On Monday night last week, I found myself and my parents fussing over curious new products at a grocery store.

A sign hanging from the ceiling on the aisle declared, “Introducing Waitrose, multi-awarded British brand.” Strategically located at an aisle’s end near the sign were the products being introduced. And they were funny because we couldn’t quite figure out what they were for. It was easy to assume they were liquid hand soaps: attractively colored liquids stored in clear, elegant plastic bottles, and simply labeled ‘Washing up liquid’. I would have assumed so if I hadn’t inspected the fine print at the back of the product, instructing users to avoid prolonged skin contact with the liquid.

My best guess is that it’s a general bathroom cleaning product, the kind that cleans tiles and toilets.
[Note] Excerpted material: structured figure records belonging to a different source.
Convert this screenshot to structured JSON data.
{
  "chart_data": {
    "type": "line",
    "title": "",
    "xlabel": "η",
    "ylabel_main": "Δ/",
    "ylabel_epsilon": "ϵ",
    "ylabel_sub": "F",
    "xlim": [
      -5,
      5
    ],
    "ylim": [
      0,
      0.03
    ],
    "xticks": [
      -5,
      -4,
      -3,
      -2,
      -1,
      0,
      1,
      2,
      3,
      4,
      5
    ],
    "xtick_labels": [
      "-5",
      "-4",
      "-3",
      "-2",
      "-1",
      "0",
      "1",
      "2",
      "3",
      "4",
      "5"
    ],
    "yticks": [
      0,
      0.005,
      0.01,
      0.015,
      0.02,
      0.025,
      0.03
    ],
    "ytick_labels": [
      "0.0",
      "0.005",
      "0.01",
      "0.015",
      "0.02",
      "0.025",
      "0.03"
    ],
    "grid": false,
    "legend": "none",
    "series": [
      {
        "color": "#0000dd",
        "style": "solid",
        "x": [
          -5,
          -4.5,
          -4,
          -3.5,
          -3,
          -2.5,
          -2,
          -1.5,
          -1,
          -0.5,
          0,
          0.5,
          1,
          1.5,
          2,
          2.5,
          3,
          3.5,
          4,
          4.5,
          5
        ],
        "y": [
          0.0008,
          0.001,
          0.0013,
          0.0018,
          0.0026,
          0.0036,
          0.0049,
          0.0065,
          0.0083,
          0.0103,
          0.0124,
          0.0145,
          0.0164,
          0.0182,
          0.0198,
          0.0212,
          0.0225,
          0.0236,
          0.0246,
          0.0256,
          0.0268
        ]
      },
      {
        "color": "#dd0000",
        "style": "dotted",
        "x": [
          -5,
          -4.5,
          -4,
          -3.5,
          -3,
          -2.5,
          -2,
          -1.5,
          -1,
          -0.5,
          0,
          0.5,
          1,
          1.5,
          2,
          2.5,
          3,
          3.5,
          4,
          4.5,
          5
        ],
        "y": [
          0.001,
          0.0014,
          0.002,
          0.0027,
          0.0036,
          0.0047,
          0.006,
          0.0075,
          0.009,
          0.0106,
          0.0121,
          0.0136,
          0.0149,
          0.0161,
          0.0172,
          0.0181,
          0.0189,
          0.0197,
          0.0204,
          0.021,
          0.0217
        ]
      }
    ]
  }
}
That’s what the faint image of a bathroom brush on the label seems to suggest anyway. I don’t know about you, but ‘washing up liquid’ is a vague name, especially when you’re not going to put any instructions or indicator of intended use on the packaging. Washing up sounds like paghihilamos to me, washing one’s face, and suggests nothing about cleaning bathrooms. I do hope that no one would attempt to wash his or her face with a liquid that’s strong enough to clean toilets. British English is a bit over-idiomatic for a society that’s been exposed to American culture for far too long, and this product’s name is consequently confusing. Too bad for a colourful product formulated to reduce odours.